Книга Зейнсвилл - Крис Сэкнуссемм
Шрифт:
Интервал:
Закладка:
— И что символизирует шарик?
— Вот это уже вопрос поинтереснее, — отозвался Юла. — И потруднее.
— Не ты мне его дал?
— Нет. Возможно, кто-то из сатьяграхов в Нью-Йорке, откуда мне знать? Он наделен личностным смыслом, который, думаю, известен тебе одному. В пользу такой догадки говорит сама его простота. Как по-твоему, что он значит?
— Не знаю, — пробормотал Чистотец. — Что-то, что было со мной с самого начала, уцелело со мной во всех бедах. Нечто неизвестное и одновременно знакомое. Нечто простое и одновременно сложное.
— Вот видишь, — пожал плечами Юла. — Тебе и так все известно. Думаю, ты описал один из самых древних и священных символов на свете. Драгоценность в цветке лотоса. Лотос — это Вселенная. Драгоценность — талисман Индивидуального.
— И что мне полагается с ним делать? — спросил Чистотец.
— Храни его, дорожи им. Или отдай. Со временем сам поймешь. Я уверен, ты знаешь больше, чем тебе кажется, и знаешь нечто гораздо более ценное, чем нанотехнологии или нейрохимия. Как Слепой Лемон, ты знаешь то, чему нельзя научить. Но теперь пора отдохнуть. Возвращайся в гостиницу. Нас ждет испытание.
Чистотец не знал, что сказать, и потому неловко пошаркал прочь: ему казалось, он чем-то нагрубил Юле, да и вообще чувствовал себя не в своей тарелке. На поверхность его вывел робот в золоченом экзоскелете, вместо головы у него красовалась золотая же посмертная маска молодого царя Тутанхамона. Юла остался сидеть под тентом.
Почти у самой гостиницы Чистотец снова увидел загадочное трио: яркие и прозрачные, как лунный свет, китайцы покачивались, не касаясь ногами земли.
— Мы уже встречались, — сказали, не шевеля губами, хором три маленьких человечка. — У нас послание для тебя. До тебя нелегко достучаться. Ты идешь рябью, точно поверхность воды. Слушай внимательно, потому что больше мы тебе не покажемся. Помнишь маленького мальчика, которого видел в ванной со свечами?
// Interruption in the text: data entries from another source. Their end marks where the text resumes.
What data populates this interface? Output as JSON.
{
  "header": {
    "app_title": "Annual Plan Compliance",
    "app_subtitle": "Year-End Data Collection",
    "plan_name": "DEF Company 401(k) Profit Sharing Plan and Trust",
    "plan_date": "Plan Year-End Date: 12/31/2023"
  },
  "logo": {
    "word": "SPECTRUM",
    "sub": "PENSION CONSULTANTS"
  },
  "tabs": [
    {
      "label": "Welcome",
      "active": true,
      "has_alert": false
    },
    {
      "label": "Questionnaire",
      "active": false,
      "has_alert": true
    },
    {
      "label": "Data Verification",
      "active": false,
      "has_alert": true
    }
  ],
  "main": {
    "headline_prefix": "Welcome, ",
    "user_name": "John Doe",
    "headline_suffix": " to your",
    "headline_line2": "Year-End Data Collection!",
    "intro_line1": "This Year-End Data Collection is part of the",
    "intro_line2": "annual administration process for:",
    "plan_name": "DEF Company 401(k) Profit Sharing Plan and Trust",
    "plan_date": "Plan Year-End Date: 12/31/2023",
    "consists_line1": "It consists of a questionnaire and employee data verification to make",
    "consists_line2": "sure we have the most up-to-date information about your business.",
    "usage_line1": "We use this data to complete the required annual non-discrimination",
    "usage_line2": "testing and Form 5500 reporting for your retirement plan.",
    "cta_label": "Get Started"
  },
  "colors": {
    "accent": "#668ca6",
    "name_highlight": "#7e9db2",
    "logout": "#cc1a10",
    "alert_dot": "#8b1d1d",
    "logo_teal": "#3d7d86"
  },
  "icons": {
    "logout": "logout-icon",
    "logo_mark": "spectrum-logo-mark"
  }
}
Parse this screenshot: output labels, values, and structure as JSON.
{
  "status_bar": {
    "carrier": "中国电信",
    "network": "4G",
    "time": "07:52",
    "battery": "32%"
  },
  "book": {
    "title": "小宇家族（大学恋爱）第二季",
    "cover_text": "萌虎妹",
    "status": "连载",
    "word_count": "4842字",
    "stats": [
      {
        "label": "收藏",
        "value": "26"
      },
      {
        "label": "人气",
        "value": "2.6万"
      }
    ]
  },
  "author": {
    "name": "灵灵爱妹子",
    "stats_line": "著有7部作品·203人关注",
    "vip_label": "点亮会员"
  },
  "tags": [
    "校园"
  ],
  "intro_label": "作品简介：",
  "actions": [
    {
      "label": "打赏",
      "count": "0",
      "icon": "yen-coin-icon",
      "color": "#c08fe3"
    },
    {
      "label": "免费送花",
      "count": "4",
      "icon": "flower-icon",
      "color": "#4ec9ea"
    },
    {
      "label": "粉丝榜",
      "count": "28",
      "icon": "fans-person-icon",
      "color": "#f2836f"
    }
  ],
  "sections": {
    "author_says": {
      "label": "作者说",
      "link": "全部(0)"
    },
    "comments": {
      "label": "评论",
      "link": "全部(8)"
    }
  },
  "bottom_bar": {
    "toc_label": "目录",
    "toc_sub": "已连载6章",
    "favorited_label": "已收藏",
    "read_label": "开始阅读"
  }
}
— Да, — прошептал Чистотец, чувствуя, как его снова заливают стыд и страх.
— В прошлой жизни тебя преследовал этот образ. Мы пришли снять с тебя этот груз. Тебе не нужно бояться. Не ты совершил проступок, а над тобой надругались. Ты — тот мальчик. Образ в тебе — проекция из памяти запуганного ребенка, желание бежать. В той ванной, при свете ритуальных свечей, приемный отец прежней жизни изнасилует тебя. Во тьме и боли ты повзрослеешь, но никогда не позволишь муке и ненависти уничтожить тебя, какими бы страшными ни становились кошмары.
— Я не причинял вреда детям? Я не…
— Нет. Этот страх ты должен отдать нам. Ты слишком долго носил его в себе.
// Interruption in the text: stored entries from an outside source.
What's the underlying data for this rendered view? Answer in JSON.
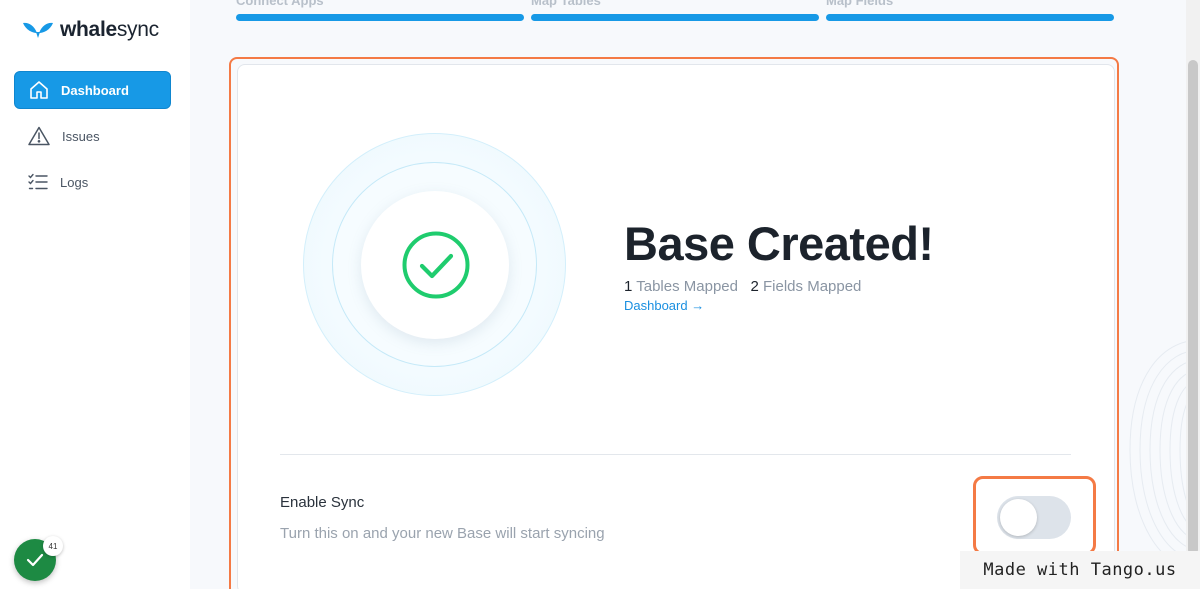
{
  "brand": {
    "name_bold": "whale",
    "name_rest": "sync"
  },
  "sidebar": {
    "items": [
      {
        "label": "Dashboard",
        "icon": "home-icon",
        "active": true
      },
      {
        "label": "Issues",
        "icon": "warning-icon",
        "active": false
      },
      {
        "label": "Logs",
        "icon": "checklist-icon",
        "active": false
      }
    ]
  },
  "steps": [
    {
      "label": "Connect Apps"
    },
    {
      "label": "Map Tables"
    },
    {
      "label": "Map Fields"
    }
  ],
  "result": {
    "title": "Base Created!",
    "tables_count": "1",
    "tables_label": "Tables Mapped",
    "fields_count": "2",
    "fields_label": "Fields Mapped",
    "dashboard_link": "Dashboard →"
  },
  "sync": {
    "title": "Enable Sync",
    "description": "Turn this on and your new Base will start syncing",
    "enabled": false
  },
  "checklist_badge": "41",
  "watermark": "Made with Tango.us",
  "colors": {
    "accent": "#1799e6",
    "highlight": "#f47a45",
    "success": "#1fcc6e",
    "checklist": "#1d8a43"
  }
}
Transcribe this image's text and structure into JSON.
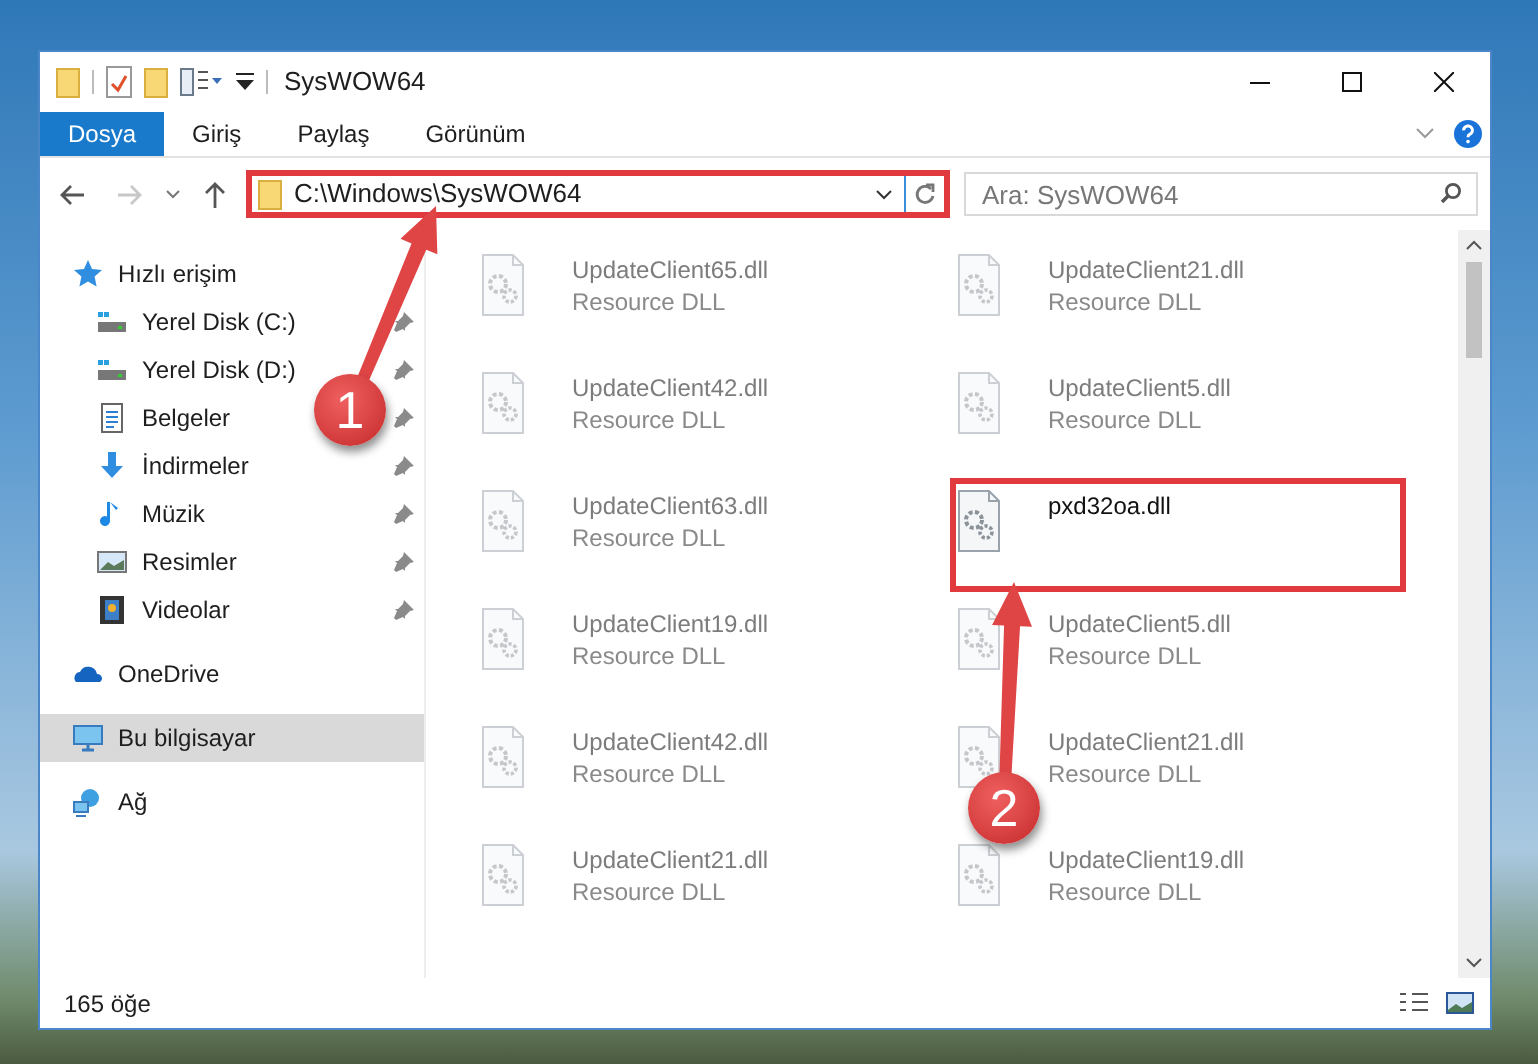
{
  "window": {
    "title": "SysWOW64"
  },
  "ribbon_tabs": [
    {
      "label": "Dosya",
      "kind": "file"
    },
    {
      "label": "Giriş",
      "kind": "tab"
    },
    {
      "label": "Paylaş",
      "kind": "tab"
    },
    {
      "label": "Görünüm",
      "kind": "tab"
    }
  ],
  "address_bar": {
    "path": "C:\\Windows\\SysWOW64",
    "highlighted": true
  },
  "search": {
    "placeholder": "Ara: SysWOW64"
  },
  "navigation": [
    {
      "label": "Hızlı erişim",
      "kind": "star",
      "selected": false,
      "children": [
        {
          "label": "Yerel Disk (C:)",
          "kind": "drive",
          "pinned": true,
          "selected": false
        },
        {
          "label": "Yerel Disk (D:)",
          "kind": "drive",
          "pinned": true,
          "selected": false
        },
        {
          "label": "Belgeler",
          "kind": "document",
          "pinned": true,
          "selected": false
        },
        {
          "label": "İndirmeler",
          "kind": "download",
          "pinned": true,
          "selected": false
        },
        {
          "label": "Müzik",
          "kind": "music",
          "pinned": true,
          "selected": false
        },
        {
          "label": "Resimler",
          "kind": "picture",
          "pinned": true,
          "selected": false
        },
        {
          "label": "Videolar",
          "kind": "video",
          "pinned": true,
          "selected": false
        }
      ]
    },
    {
      "label": "OneDrive",
      "kind": "cloud",
      "selected": false
    },
    {
      "label": "Bu bilgisayar",
      "kind": "computer",
      "selected": true
    },
    {
      "label": "Ağ",
      "kind": "network",
      "selected": false
    }
  ],
  "files": [
    {
      "name": "UpdateClient65.dll",
      "type": "Resource DLL",
      "blurred": true,
      "highlighted": false
    },
    {
      "name": "UpdateClient21.dll",
      "type": "Resource DLL",
      "blurred": true,
      "highlighted": false
    },
    {
      "name": "UpdateClient42.dll",
      "type": "Resource DLL",
      "blurred": true,
      "highlighted": false
    },
    {
      "name": "UpdateClient5.dll",
      "type": "Resource DLL",
      "blurred": true,
      "highlighted": false
    },
    {
      "name": "UpdateClient63.dll",
      "type": "Resource DLL",
      "blurred": true,
      "highlighted": false
    },
    {
      "name": "pxd32oa.dll",
      "blurred": false,
      "highlighted": true
    },
    {
      "name": "UpdateClient19.dll",
      "type": "Resource DLL",
      "blurred": true,
      "highlighted": false
    },
    {
      "name": "UpdateClient5.dll",
      "type": "Resource DLL",
      "blurred": true,
      "highlighted": false
    },
    {
      "name": "UpdateClient42.dll",
      "type": "Resource DLL",
      "blurred": true,
      "highlighted": false
    },
    {
      "name": "UpdateClient21.dll",
      "type": "Resource DLL",
      "blurred": true,
      "highlighted": false
    },
    {
      "name": "UpdateClient21.dll",
      "type": "Resource DLL",
      "blurred": true,
      "highlighted": false
    },
    {
      "name": "UpdateClient19.dll",
      "type": "Resource DLL",
      "blurred": true,
      "highlighted": false
    }
  ],
  "status_bar": {
    "item_count": "165 öğe"
  },
  "callouts": [
    {
      "label": "1"
    },
    {
      "label": "2"
    }
  ]
}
— А как же свет солнца… ослепление, удушье?
— Санитар в приюте, куда тебя отправили. Его импотенция не помешала ему надругаться над тобой фонарем. Когда он взялся за другого мальчика, ты его ударил. Он едва не умер от той раны, а тебя отправили в заведение с более строгим режимом. Мы пришли освободить тебя от воспоминании. Отдашь их нам?
— Да, — сказал Чистотец.
И человечки закружили вокруг него. Он услышал слабое щелканье и треск, точно на шелковице возились шелкопряды.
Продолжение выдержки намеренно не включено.